Jock Wallace

Personal information
- Full name: John Martin Wallace
- Date of birth: 13 April 1911
- Place of birth: Deantown, Scotland
- Date of death: 5 September 1978 (aged 67)
- Place of death: Wallyford, Scotland
- Height: 6 ft 0 in (1.83 m)
- Position(s): Goalkeeper

Youth career
- Wallyford Bluebell

Senior career*
- Years: Team / Apps / (Gls)
- 1931–1934: Raith Rovers / 107 / (0)
- 1934–1948: Blackpool / 243 / (0)
- 1948: Derby County / 16 / (0)
- 1948: Leith Athletic

= Jock Wallace Sr. =

Scottish footballer

John Martin Wallace (13 April 1911 – 5 September 1978) was a Scottish professional football goalkeeper.

He began his senior career at Raith Rovers, before moving south of the border in March 1934 to join compatriot Sandy MacFarlane's Blackpool. He made his debut at Lincoln City on 17 February 1934 and became almost an ever-present, remaining at the club for fourteen years and notching up 243 league appearances for the Tangerines.

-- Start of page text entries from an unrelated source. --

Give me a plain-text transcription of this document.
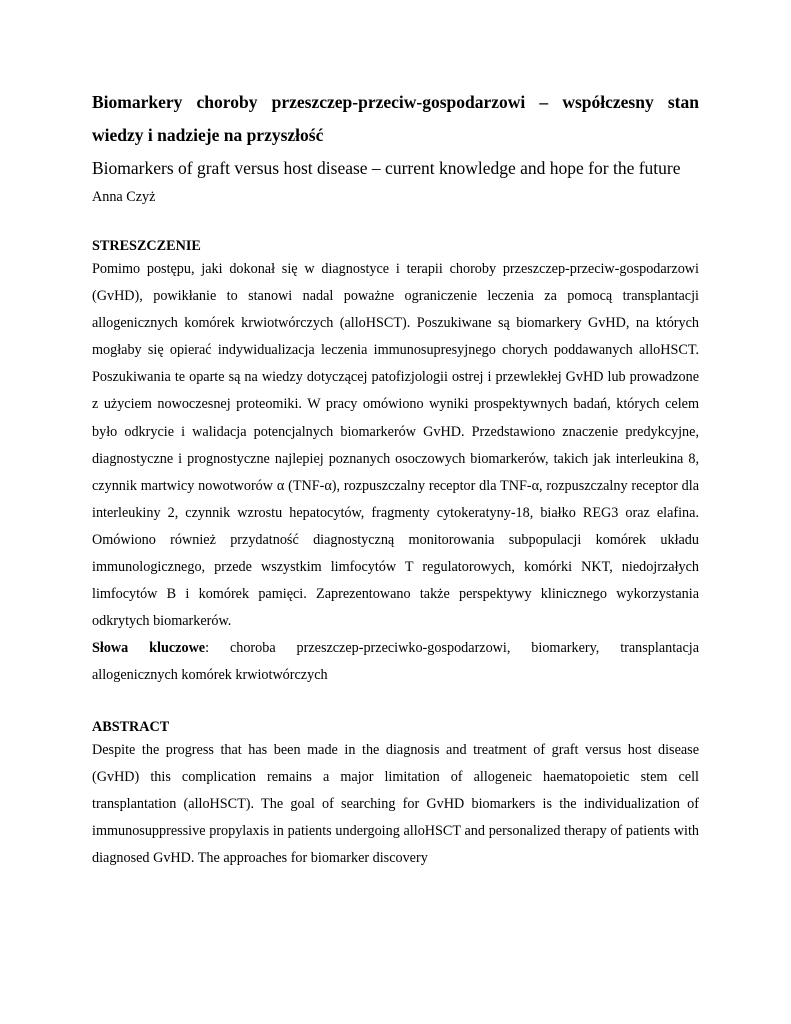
Biomarkery choroby przeszczep-przeciw-gospodarzowi – współczesny stan wiedzy i nadzieje na przyszłość

Biomarkers of graft versus host disease – current knowledge and hope for the future

Anna Czyż

STRESZCZENIE

Pomimo postępu, jaki dokonał się w diagnostyce i terapii choroby przeszczep-przeciw-gospodarzowi (GvHD), powikłanie to stanowi nadal poważne ograniczenie leczenia za pomocą transplantacji allogenicznych komórek krwiotwórczych (alloHSCT). Poszukiwane są biomarkery GvHD, na których mogłaby się opierać indywidualizacja leczenia immunosupresyjnego chorych poddawanych alloHSCT. Poszukiwania te oparte są na wiedzy dotyczącej patofizjologii ostrej i przewlekłej GvHD lub prowadzone z użyciem nowoczesnej proteomiki. W pracy omówiono wyniki prospektywnych badań, których celem było odkrycie i walidacja potencjalnych biomarkerów GvHD. Przedstawiono znaczenie predykcyjne, diagnostyczne i prognostyczne najlepiej poznanych osoczowych biomarkerów, takich jak interleukina 8, czynnik martwicy nowotworów α (TNF-α), rozpuszczalny receptor dla TNF-α, rozpuszczalny receptor dla interleukiny 2, czynnik wzrostu hepatocytów, fragmenty cytokeratyny-18, białko REG3 oraz elafina. Omówiono również przydatność diagnostyczną monitorowania subpopulacji komórek układu immunologicznego, przede wszystkim limfocytów T regulatorowych, komórki NKT, niedojrzałych limfocytów B i komórek pamięci. Zaprezentowano także perspektywy klinicznego wykorzystania odkrytych biomarkerów.

Słowa kluczowe: choroba przeszczep-przeciwko-gospodarzowi, biomarkery, transplantacja allogenicznych komórek krwiotwórczych

ABSTRACT

Despite the progress that has been made in the diagnosis and treatment of graft versus host disease (GvHD) this complication remains a major limitation of allogeneic haematopoietic stem cell transplantation (alloHSCT). The goal of searching for GvHD biomarkers is the individualization of immunosuppressive propylaxis in patients undergoing alloHSCT and personalized therapy of patients with diagnosed GvHD. The approaches for biomarker discovery
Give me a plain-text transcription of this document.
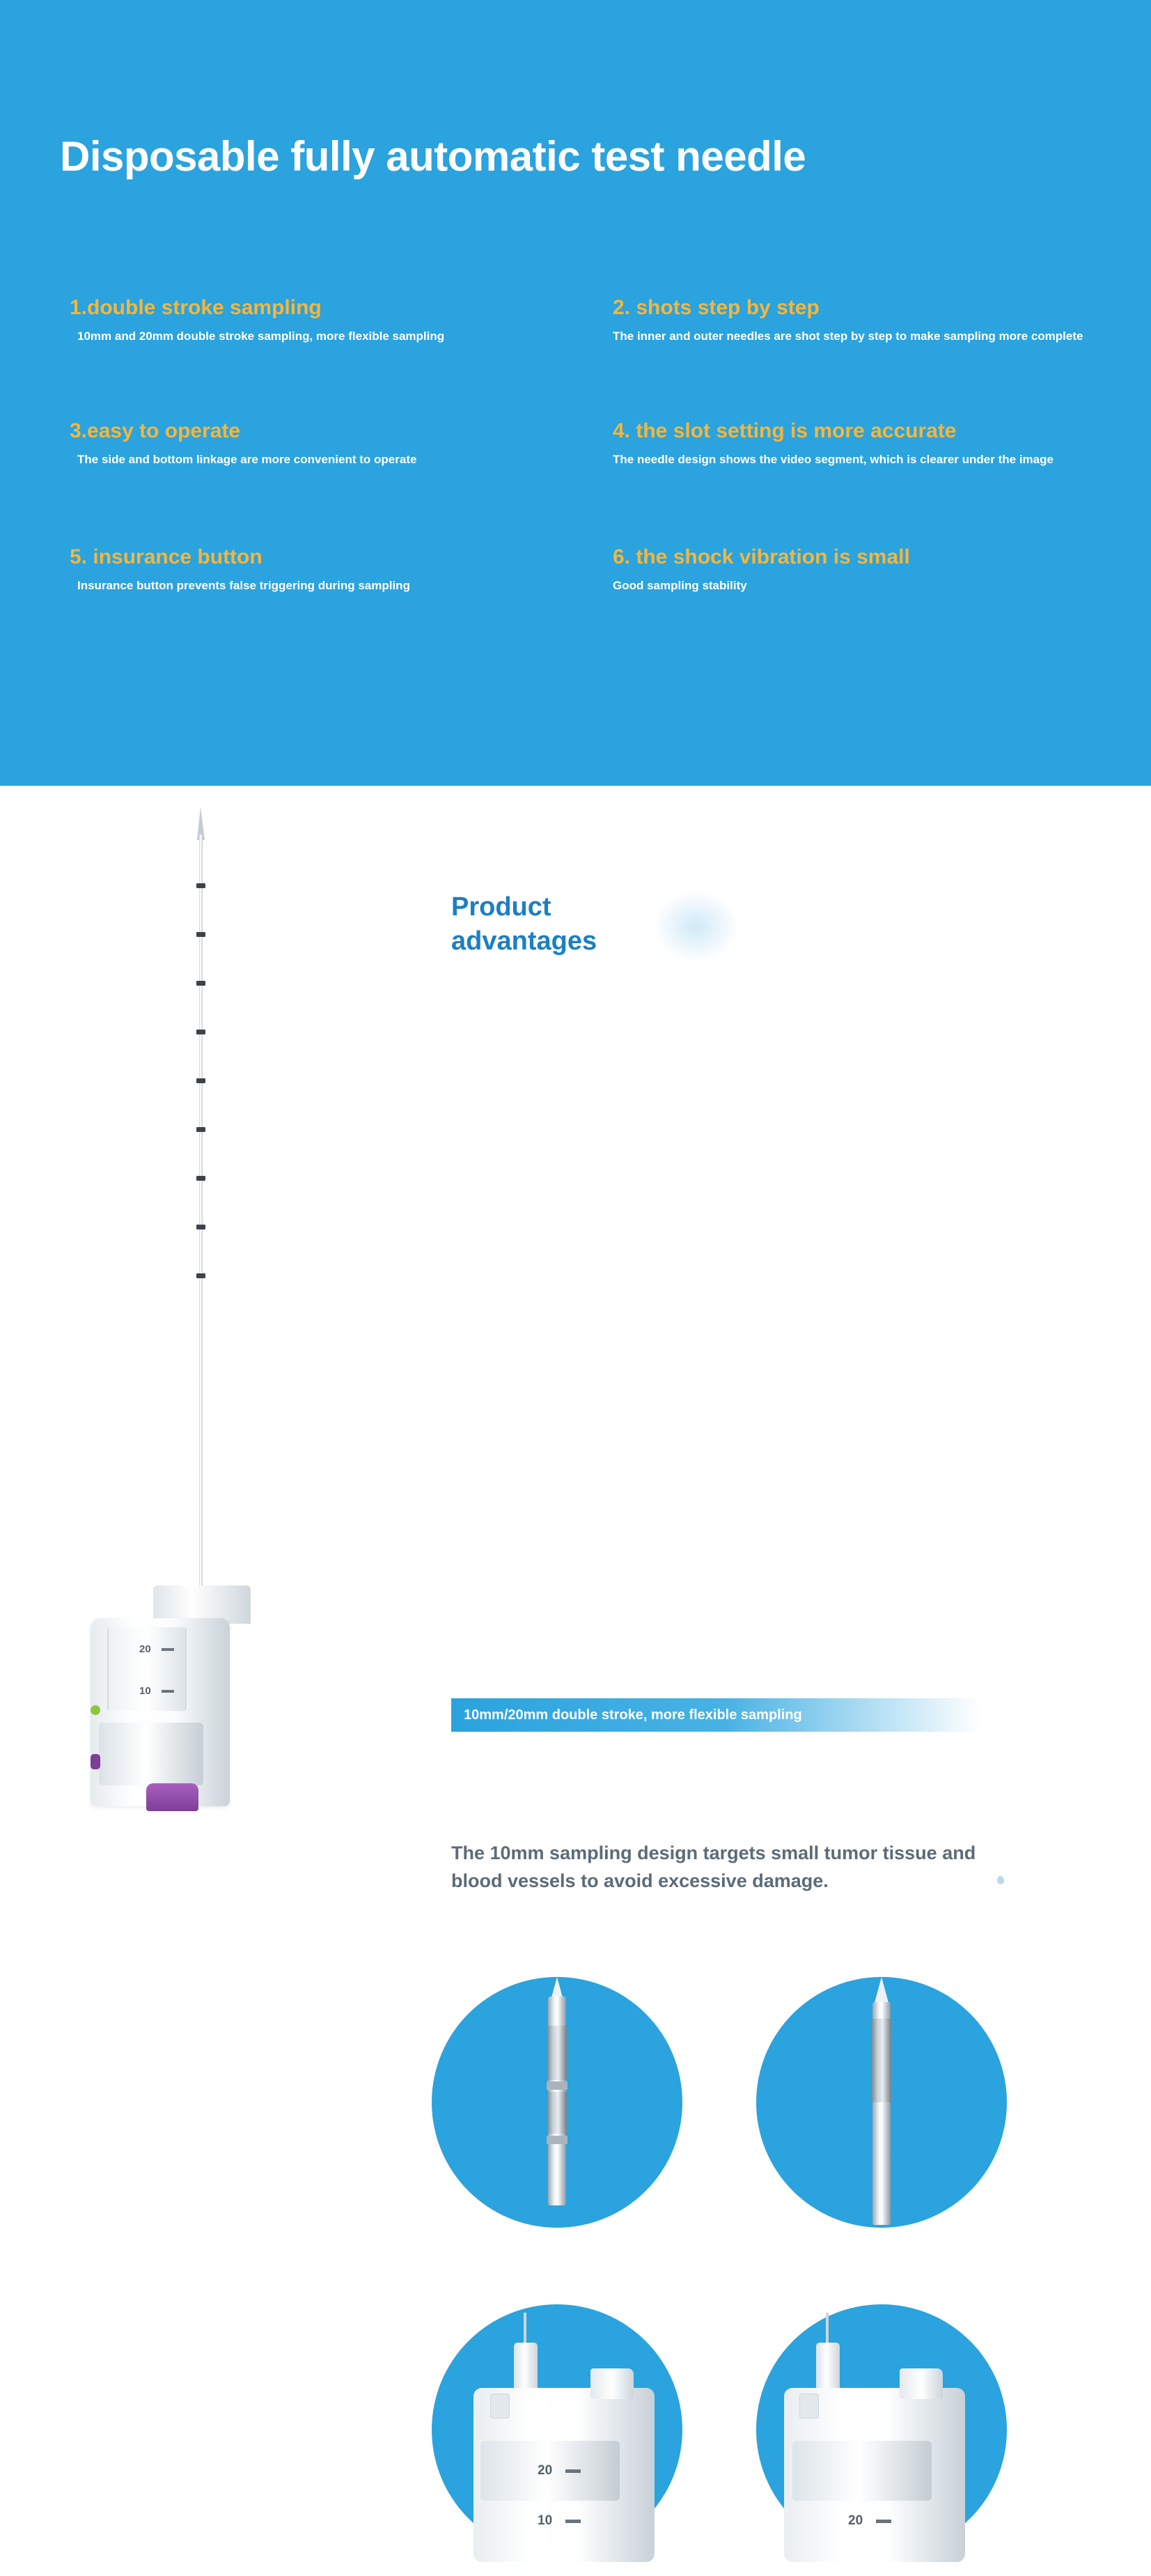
Disposable fully automatic test needle
1.double stroke sampling
10mm and 20mm double stroke sampling, more flexible sampling
2. shots step by step
The inner and outer needles are shot step by step to make sampling more complete
3.easy to operate
The side and bottom linkage are more convenient to operate
4. the slot setting is more accurate
The needle design shows the video segment, which is clearer under the image
5. insurance button
Insurance button prevents false triggering during sampling
6. the shock vibration is small
Good sampling stability
20
10
Product
advantages
10mm/20mm double stroke, more flexible sampling
The 10mm sampling design targets small tumor tissue and blood vessels to avoid excessive damage.
20
10	20
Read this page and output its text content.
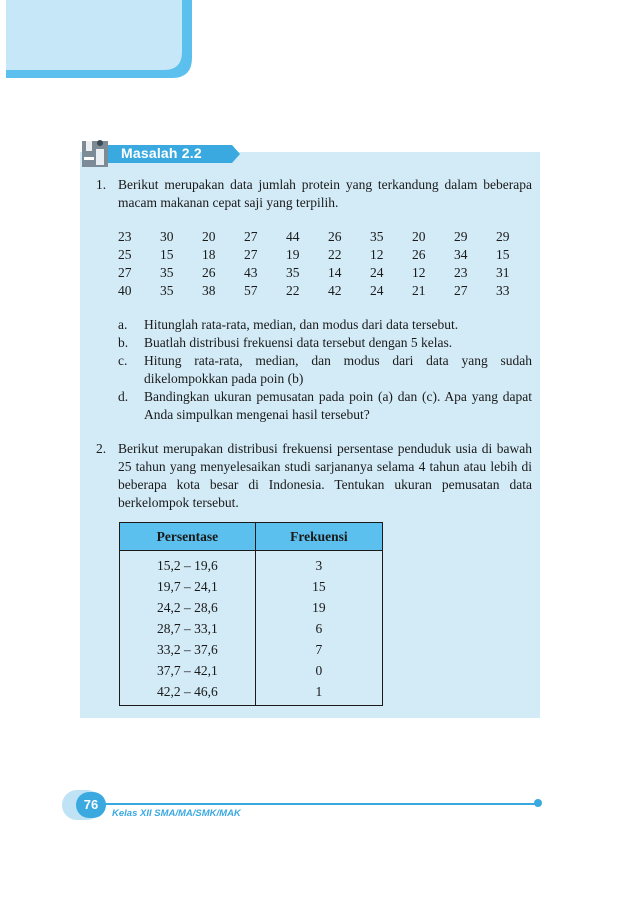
Masalah 2.2
1. Berikut merupakan data jumlah protein yang terkandung dalam beberapa macam makanan cepat saji yang terpilih.
23	30	20	27	44	26	35	20	29	29
25	15	18	27	19	22	12	26	34	15
27	35	26	43	35	14	24	12	23	31
40	35	38	57	22	42	24	21	27	33
a. Hitunglah rata-rata, median, dan modus dari data tersebut.
b. Buatlah distribusi frekuensi data tersebut dengan 5 kelas.
c. Hitung rata-rata, median, dan modus dari data yang sudah dikelompokkan pada poin (b)
d. Bandingkan ukuran pemusatan pada poin (a) dan (c). Apa yang dapat Anda simpulkan mengenai hasil tersebut?
2. Berikut merupakan distribusi frekuensi persentase penduduk usia di bawah 25 tahun yang menyelesaikan studi sarjananya selama 4 tahun atau lebih di beberapa kota besar di Indonesia. Tentukan ukuran pemusatan data berkelompok tersebut.
Persentase	Frekuensi
15,2 – 19,6	3
19,7 – 24,1	15
24,2 – 28,6	19
28,7 – 33,1	6
33,2 – 37,6	7
37,7 – 42,1	0
42,2 – 46,6	1
76
Kelas XII SMA/MA/SMK/MAK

During the Second World War, he appeared as a guest player for Dumbarton in the unofficial competitions of the time.

On more than one occasion, the Scot fell out with the Blackpool board or management, and on one occasion he refused to join the team to play Leeds United in the FA Cup. He was replaced by his understudy, Joe Robinson. Wallace's argument was over contractual terms, and he eventually joined Derby County for a nominal £500 fee in February 1948. The Rams had a goalkeeping crisis, and Wallace, who was not cup-tied, played in the FA Cup sixth round and semi-finals. Derby were knocked out, and it was Blackpool who went on to Wembley from the other semi-final.

His job done, Wallace left Derby for Leith Athletic in August 1948, returning to his hometown of Edinburgh, where he had guested for Leith's rivals St Bernard's during the war.

His son, Jock Wallace Jr., also played as a goalkeeper and managed Rangers, Leicester City and Sevilla. Wallace Sr died in 1978 at the age of 67.